Most of us think we are pretty good communicators and we get a lot of experience doing it; we are leaders after all and that comes with the job. However, the communication may not be as effective as it could be.
Consistency: An executive I admire for his exemplary leadership, Joe Scarlett, retired CEO of Tractor Supply once told me, “A leaders job is to be a broken record.” Every encounter with an employee is a teaching moment and he used it to reinforce the three things he wanted every employee to know. In order for your strategy to work, what 3 things does every employee need to know? Then tell them the same three things over and over and over. It usually takes 7 times of “hearing” something before we hear it, remember it and internalize it.

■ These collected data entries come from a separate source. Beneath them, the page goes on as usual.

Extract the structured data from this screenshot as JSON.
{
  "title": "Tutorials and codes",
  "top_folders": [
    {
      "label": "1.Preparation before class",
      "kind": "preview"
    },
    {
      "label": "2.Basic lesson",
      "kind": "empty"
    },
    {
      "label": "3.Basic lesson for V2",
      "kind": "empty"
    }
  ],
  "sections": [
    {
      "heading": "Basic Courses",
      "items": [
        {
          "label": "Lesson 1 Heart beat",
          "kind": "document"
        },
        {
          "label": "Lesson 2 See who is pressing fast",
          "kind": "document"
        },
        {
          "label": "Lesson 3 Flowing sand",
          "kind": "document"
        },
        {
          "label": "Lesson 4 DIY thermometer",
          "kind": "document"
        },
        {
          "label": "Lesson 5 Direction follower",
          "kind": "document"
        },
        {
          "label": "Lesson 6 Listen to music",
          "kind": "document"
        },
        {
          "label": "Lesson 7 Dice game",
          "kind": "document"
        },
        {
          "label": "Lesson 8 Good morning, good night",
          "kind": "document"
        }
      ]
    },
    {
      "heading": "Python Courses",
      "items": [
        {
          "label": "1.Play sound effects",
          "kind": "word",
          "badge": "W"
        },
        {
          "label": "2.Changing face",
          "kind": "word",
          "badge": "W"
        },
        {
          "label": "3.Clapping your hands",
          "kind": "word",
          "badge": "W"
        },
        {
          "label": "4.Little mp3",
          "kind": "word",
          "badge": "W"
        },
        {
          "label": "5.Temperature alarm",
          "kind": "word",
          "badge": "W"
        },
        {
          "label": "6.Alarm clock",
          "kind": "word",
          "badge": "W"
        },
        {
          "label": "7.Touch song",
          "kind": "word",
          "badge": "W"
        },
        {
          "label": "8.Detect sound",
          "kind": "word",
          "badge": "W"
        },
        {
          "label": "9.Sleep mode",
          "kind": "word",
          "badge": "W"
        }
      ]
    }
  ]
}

Clarity: As you know, many strategies aren’t really very well defined and they are no different than the strategy of half a dozen competitors. Every bank I have ever worked with claimed to excel in customer service but it is rare to find one that actually does something different. Strategy that is not clear can’t be well executed. At best it is subject to individual interpretation if not downright conflicting opinions and projects, competing for the same resources. In fact, a good way to tell whether you have a clear strategy is how much time is spent arguing over budgets. Priorities should be well defined with a clear strategy.
Comprehensive: Too often, not everybody who needs to know, knows what is expected of them. If you host an “all hands” meeting but then send people back to their desks with exactly the same projects, processes and forms to work on, what will have changed? Each person needs to know what is expected of them and how it fits into the whole. Only then can they make an impact and move strategy forward. Don’t forget others outside the company you rely on such as vendors, bankers, or Board members. They have to understand how to help too.
Commitment: A leader must ensure that communication has taken place and is repeated regularly, and the message is consistent. That requires some accountability to walk the talk, hold other managers accountable for doing the same and stick with it long enough to work. Too many employees report that leaders are prone to the flavor of the week, month or year and get distracted by shiny things! Especially our unique breed called entrepreneurs. Moving fast is admirable, as long as you know where you are headed! Stay the course and give it a chance to work.
One of the ways in which our clients are encouraged to master communication is to create a communication plan as part of the strategic plan, thinking through the key messages, tailoring them to different stakeholder groups, assigning time lines, frequency and accountability for communication. It no longer is an assumption but rather a commitment with as much importance to successful execution as defining budgets or detailing key initiatives.